Quand on ne regarde les choses que de loin, et seulement en masse, on voit un mélange de mal et de bien assez conforme à celui que présentent toutes les choses humaines. Mais, quand on remonte à la source et qu’on examine de près la machine, on est effrayé du désordre qui y règne et humilié de tout ce qu’il en a coûté d’efforts pour produire ce qu’il y a de bon.

Je n’ai pas le courage de revenir sur tout ce qui s’est passé de répréhensible ; mais le seul décret sur les pétitions[1] m’a enflammée d’indignation. Combien il faut que le Département soit perfide pour l’avoir proposé, que l’Assemblée soit lâche pour l’avoir adopté, que le peuple soit ignorant pour ne l’avoir pas jugé, et que les citoyens éclairés soient faibles pour n’avoir pas réclamé contre, avec vigueur et unanimité !

Que vous dirai-je ? Je ne vais plus à l’Assemblée, parce qu’elle me rend malade ; ni aux spectacles, beaucoup trop frivoles pour mon goût dans des circonstances aussi graves ; et, si je n’avais quelques parents, quelques amis qui me donnent quelques devoirs à remplir, je m’isolerais pour ne pas voir tant d’intérêts et de petites passions, dont le choc perpétuel affaiblit l’esprit public. Nos meilleurs députés mêmes n’ont pas, à mon gré, l’activité, la suite, l’énergie et ce généreux oubli de sa propre gloire, sans lesquels pourtant on n’opère le bien qu’à demi.
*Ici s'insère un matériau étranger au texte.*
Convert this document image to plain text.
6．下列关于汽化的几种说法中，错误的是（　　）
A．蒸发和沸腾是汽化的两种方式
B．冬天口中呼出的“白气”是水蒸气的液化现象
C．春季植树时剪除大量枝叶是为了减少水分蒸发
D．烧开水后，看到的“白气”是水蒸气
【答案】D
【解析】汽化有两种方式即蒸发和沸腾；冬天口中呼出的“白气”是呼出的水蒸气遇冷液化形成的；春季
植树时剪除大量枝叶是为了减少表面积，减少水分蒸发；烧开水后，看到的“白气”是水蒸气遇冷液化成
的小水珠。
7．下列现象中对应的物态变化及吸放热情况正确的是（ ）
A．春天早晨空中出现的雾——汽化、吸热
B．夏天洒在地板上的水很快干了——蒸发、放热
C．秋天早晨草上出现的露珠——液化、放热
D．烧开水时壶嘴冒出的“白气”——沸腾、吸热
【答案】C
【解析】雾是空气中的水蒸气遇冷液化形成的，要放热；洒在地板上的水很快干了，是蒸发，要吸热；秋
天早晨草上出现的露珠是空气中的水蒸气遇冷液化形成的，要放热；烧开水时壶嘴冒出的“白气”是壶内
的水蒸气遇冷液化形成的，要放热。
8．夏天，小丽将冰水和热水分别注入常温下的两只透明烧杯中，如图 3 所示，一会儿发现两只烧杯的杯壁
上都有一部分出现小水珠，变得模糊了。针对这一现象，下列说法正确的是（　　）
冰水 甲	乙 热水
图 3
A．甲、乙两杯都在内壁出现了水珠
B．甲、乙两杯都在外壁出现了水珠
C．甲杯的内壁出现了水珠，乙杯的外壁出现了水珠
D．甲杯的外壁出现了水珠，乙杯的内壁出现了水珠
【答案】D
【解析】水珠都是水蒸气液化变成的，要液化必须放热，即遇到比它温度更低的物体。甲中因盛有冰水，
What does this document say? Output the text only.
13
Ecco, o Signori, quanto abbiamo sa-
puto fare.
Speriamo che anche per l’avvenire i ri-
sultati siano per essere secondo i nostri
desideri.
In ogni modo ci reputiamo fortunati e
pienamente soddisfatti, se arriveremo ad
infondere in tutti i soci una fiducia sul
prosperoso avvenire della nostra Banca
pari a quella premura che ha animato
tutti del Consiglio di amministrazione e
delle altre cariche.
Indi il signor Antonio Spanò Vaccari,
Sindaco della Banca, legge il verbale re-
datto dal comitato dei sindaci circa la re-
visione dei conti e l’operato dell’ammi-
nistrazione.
Tous sont las et usés ; il est bien temps qu’ils cèdent la place ; ils y songent, et, après le renouvellement du corps électoral auquel doivent procéder les assemblées primaires dans le courant du mois prochain, on nommera, au 5 juillet, les représentants à l’Assemblée nationale.

  1. Décret des 10-18 mai 1791, relatif au droit de pétition et qui fixe les cas où les citoyens pourront requérir la convocation de la commune : « Le droit de pétition appartient à tout individu et ne peut être délégué ; en conséquence, il ne pourra être exercé en nom collectif par les corps électoraux, judiciaires, administratifs et municipaux, etc. » (Article 1er)

    C’est le Directoire du département de Paris qui avait provoqué ce décret. — Cf. lettre 423.